La prise prolongée d'ibuprofène à des doses fortes (1 200 mg/jour pendant 6 semaines) change l'homéostasie hormonale de la testostérone chez les jeunes hommes, révèle une étude franco-danoise publiée dans les « Proceedings of the National Academy of Sciences ».
Pour Bernard Jégou, directeur de recherche INSERM, directeur de la recherche de l'école des hautes études en santé publique (EHESP) et coordonnateur de cette étude : « On n'est pas dans l'hypothèse. Ce travail, qui est la continuation du consortium franco-danois précédent, articule un essai clinique chez 31 jeunes sportifs de 18 à 35 ans, des cultures de fragments de testicules humains et des cultures cellulaires humaines. Le puzzle s'assemble avec précision, c'est une certitude pour des doses fortes sur des durées longues ».
État d'hypogonadisme compensé
Les effets perturbateurs endocriniens s'installent rapidement dès 15 jours et conduisent à un état appelé « hypogonadisme compensé », habituellement observé chez 10 % des hommes âgés. La LH s'élève fortement, à + 30 % des plafonds normaux. « Lorsque l'hypophyse finit par lâcher prise, la testostérone s'effondre, entraînant fonte musculaire, ostéoporose, baisse de la libido et malaise psychologique », explique Bernard Jégou.

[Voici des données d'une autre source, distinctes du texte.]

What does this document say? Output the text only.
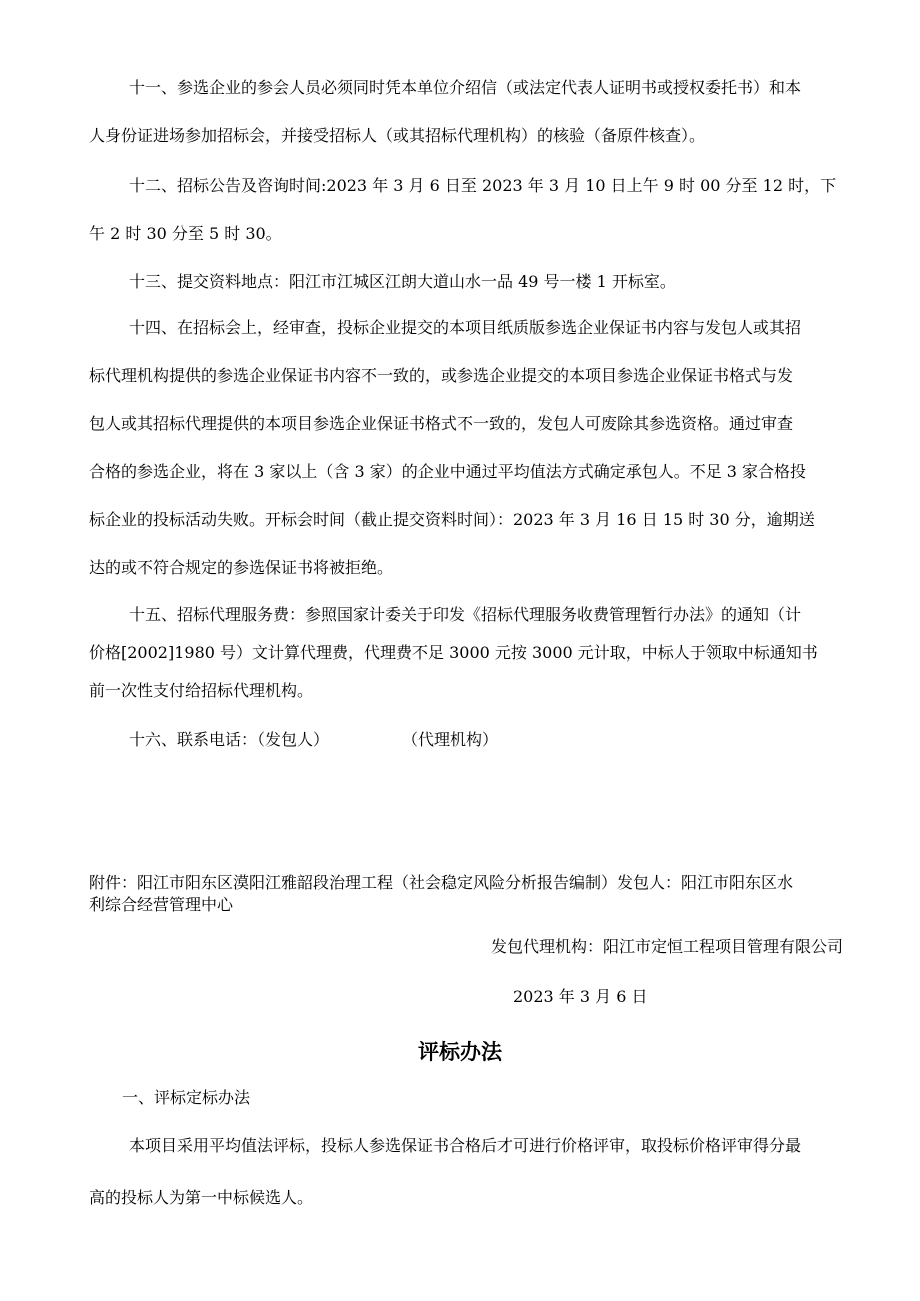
十一、参选企业的参会人员必须同时凭本单位介绍信（或法定代表人证明书或授权委托书）和本
人身份证进场参加招标会，并接受招标人（或其招标代理机构）的核验（备原件核查）。
十二、招标公告及咨询时间:2023 年 3 月 6 日至 2023 年 3 月 10 日上午 9 时 00 分至 12 时，下
午 2 时 30 分至 5 时 30。
十三、提交资料地点：阳江市江城区江朗大道山水一品 49 号一楼 1 开标室。
十四、在招标会上，经审查，投标企业提交的本项目纸质版参选企业保证书内容与发包人或其招
标代理机构提供的参选企业保证书内容不一致的，或参选企业提交的本项目参选企业保证书格式与发
包人或其招标代理提供的本项目参选企业保证书格式不一致的，发包人可废除其参选资格。通过审查
合格的参选企业，将在 3 家以上（含 3 家）的企业中通过平均值法方式确定承包人。不足 3 家合格投
标企业的投标活动失败。开标会时间（截止提交资料时间）：2023 年 3 月 16 日 15 时 30 分，逾期送
达的或不符合规定的参选保证书将被拒绝。
十五、招标代理服务费：参照国家计委关于印发《招标代理服务收费管理暂行办法》的通知（计
价格[2002]1980 号）文计算代理费，代理费不足 3000 元按 3000 元计取，中标人于领取中标通知书
前一次性支付给招标代理机构。
十六、联系电话：（发包人）	（代理机构）
附件：阳江市阳东区漠阳江雅韶段治理工程（社会稳定风险分析报告编制）发包人：阳江市阳东区水
利综合经营管理中心
发包代理机构：阳江市定恒工程项目管理有限公司
2023 年 3 月 6 日
评标办法
一、评标定标办法
本项目采用平均值法评标，投标人参选保证书合格后才可进行价格评审，取投标价格评审得分最
高的投标人为第一中标候选人。
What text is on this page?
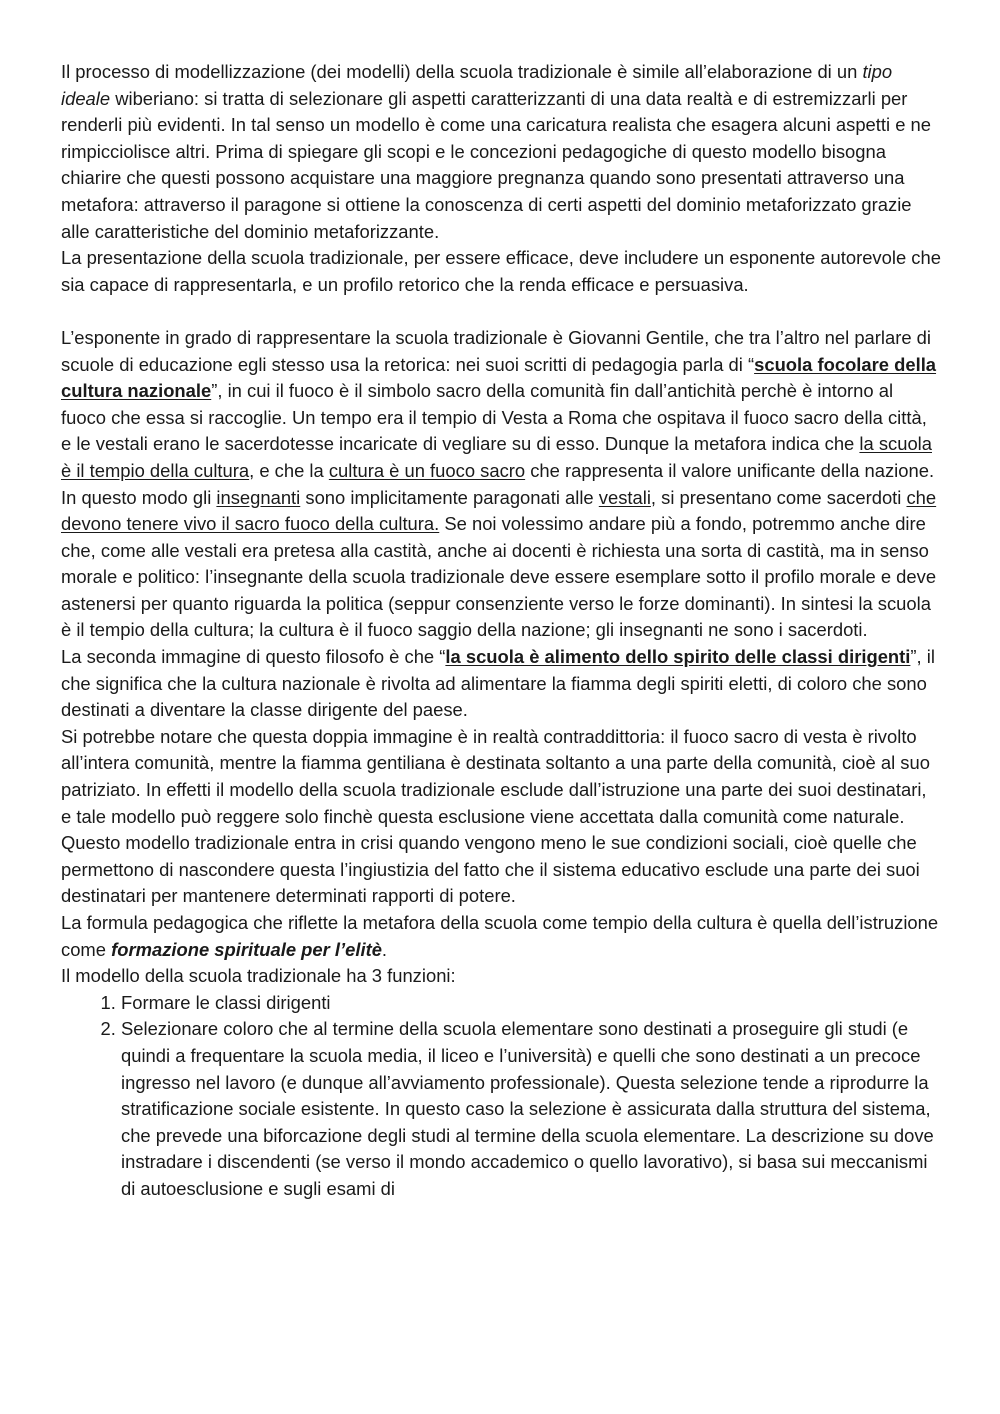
Il processo di modellizzazione (dei modelli) della scuola tradizionale è simile all’elaborazione di un tipo ideale wiberiano: si tratta di selezionare gli aspetti caratterizzanti di una data realtà e di estremizzarli per renderli più evidenti. In tal senso un modello è come una caricatura realista che esagera alcuni aspetti e ne rimpicciolisce altri. Prima di spiegare gli scopi e le concezioni pedagogiche di questo modello bisogna chiarire che questi possono acquistare una maggiore pregnanza quando sono presentati attraverso una metafora: attraverso il paragone si ottiene la conoscenza di certi aspetti del dominio metaforizzato grazie alle caratteristiche del dominio metaforizzante.

La presentazione della scuola tradizionale, per essere efficace, deve includere un esponente autorevole che sia capace di rappresentarla, e un profilo retorico che la renda efficace e persuasiva.

L’esponente in grado di rappresentare la scuola tradizionale è Giovanni Gentile, che tra l’altro nel parlare di scuole di educazione egli stesso usa la retorica: nei suoi scritti di pedagogia parla di “scuola focolare della cultura nazionale”, in cui il fuoco è il simbolo sacro della comunità fin dall’antichità perchè è intorno al fuoco che essa si raccoglie. Un tempo era il tempio di Vesta a Roma che ospitava il fuoco sacro della città, e le vestali erano le sacerdotesse incaricate di vegliare su di esso. Dunque la metafora indica che la scuola è il tempio della cultura, e che la cultura è un fuoco sacro che rappresenta il valore unificante della nazione. In questo modo gli insegnanti sono implicitamente paragonati alle vestali, si presentano come sacerdoti che devono tenere vivo il sacro fuoco della cultura. Se noi volessimo andare più a fondo, potremmo anche dire che, come alle vestali era pretesa alla castità, anche ai docenti è richiesta una sorta di castità, ma in senso morale e politico: l’insegnante della scuola tradizionale deve essere esemplare sotto il profilo morale e deve astenersi per quanto riguarda la politica (seppur consenziente verso le forze dominanti). In sintesi la scuola è il tempio della cultura; la cultura è il fuoco saggio della nazione; gli insegnanti ne sono i sacerdoti.

La seconda immagine di questo filosofo è che “la scuola è alimento dello spirito delle classi dirigenti”, il che significa che la cultura nazionale è rivolta ad alimentare la fiamma degli spiriti eletti, di coloro che sono destinati a diventare la classe dirigente del paese.

Si potrebbe notare che questa doppia immagine è in realtà contraddittoria: il fuoco sacro di vesta è rivolto all’intera comunità, mentre la fiamma gentiliana è destinata soltanto a una parte della comunità, cioè al suo patriziato. In effetti il modello della scuola tradizionale esclude dall’istruzione una parte dei suoi destinatari, e tale modello può reggere solo finchè questa esclusione viene accettata dalla comunità come naturale. Questo modello tradizionale entra in crisi quando vengono meno le sue condizioni sociali, cioè quelle che permettono di nascondere questa l’ingiustizia del fatto che il sistema educativo esclude una parte dei suoi destinatari per mantenere determinati rapporti di potere.

La formula pedagogica che riflette la metafora della scuola come tempio della cultura è quella dell’istruzione come formazione spirituale per l’elitè.

Il modello della scuola tradizionale ha 3 funzioni:

1. Formare le classi dirigenti
2. Selezionare coloro che al termine della scuola elementare sono destinati a proseguire gli studi (e quindi a frequentare la scuola media, il liceo e l’università) e quelli che sono destinati a un precoce ingresso nel lavoro (e dunque all’avviamento professionale). Questa selezione tende a riprodurre la stratificazione sociale esistente. In questo caso la selezione è assicurata dalla struttura del sistema, che prevede una biforcazione degli studi al termine della scuola elementare. La descrizione su dove instradare i discendenti (se verso il mondo accademico o quello lavorativo), si basa sui meccanismi di autoesclusione e sugli esami di
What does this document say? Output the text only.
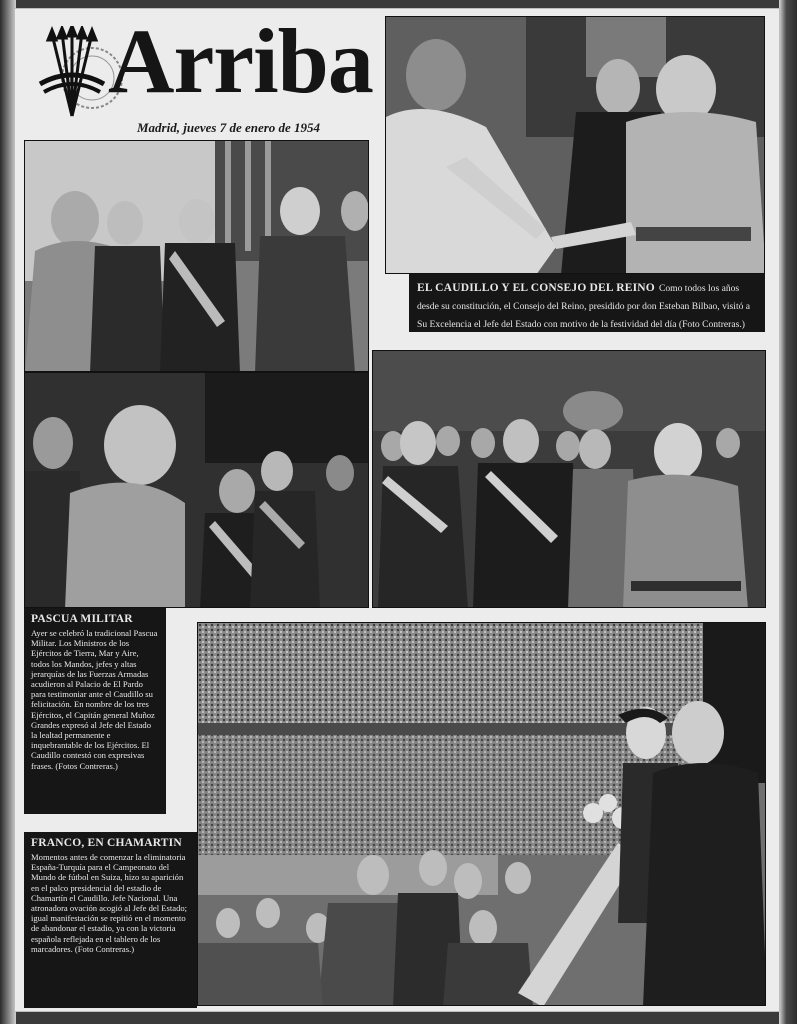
Arriba
Madrid, jueves 7 de enero de 1954
EL CAUDILLO Y EL CONSEJO DEL REINO Como todos los años desde su constitución, el Consejo del Reino, presidido por don Esteban Bilbao, visitó a Su Excelencia el Jefe del Estado con motivo de la festividad del día (Foto Contreras.)
PASCUA MILITAR
Ayer se celebró la tradicional Pascua Militar. Los Ministros de los Ejércitos de Tierra, Mar y Aire, todos los Mandos, jefes y altas jerarquías de las Fuerzas Armadas acudieron al Palacio de El Pardo para testimoniar ante el Caudillo su felicitación. En nombre de los tres Ejércitos, el Capitán general Muñoz Grandes expresó al Jefe del Estado la lealtad permanente e inquebrantable de los Ejércitos. El Caudillo contestó con expresivas frases. (Fotos Contreras.)
FRANCO, EN CHAMARTIN
Momentos antes de comenzar la eliminatoria España-Turquía para el Campeonato del Mundo de fútbol en Suiza, hizo su aparición en el palco presidencial del estadio de Chamartín el Caudillo. Jefe Nacional. Una atronadora ovación acogió al Jefe del Estado; igual manifestación se repitió en el momento de abandonar el estadio, ya con la victoria española reflejada en el tablero de los marcadores. (Foto Contreras.)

De plus, les travaux ex vivo montrent que l'ibuprofène inhibe aussi 2 autres hormones, l'hormone antimüllérienne (AMH) et l'inhibine, toutes deux produites par les cellules de Sertoli, ces cellules nourricières des cellules germinales. Il en résulte que la FSH, normalement contrôlée par l'inhibine, augmente.
Pour Bernard Jégou, le message n'est certainement pas d'interdire l'ibuprofène. « Dans la population générale, il faut veiller à prendre la dose la plus faible pendant le temps le plus court », rappelle le chercheur. A contrario, il existe un mésusage parfois forcé bien décrit chez les footballeurs et les athlètes de haut niveau contre lequel il est important de lutter.
Le mésusage des athlètes en préventif
« Près d'un athlète de haut niveau sur 2 prend de l'ibuprofène à fortes doses, explique-t-il. C'est une grosse, grosse bêtise que d'en prendre à titre préventif et, qui plus est, pendant toute une saison de foot ou pendant la durée des Jeux Olympiques. Il n'y a aucun effet bénéfique établi en préventif, en revanche les risques rénaux, cardio-vasculaires, hémorragiques gastro-intestinaux, de déséquilibre sodique et maintenant de déséquilibre hormonal le sont ».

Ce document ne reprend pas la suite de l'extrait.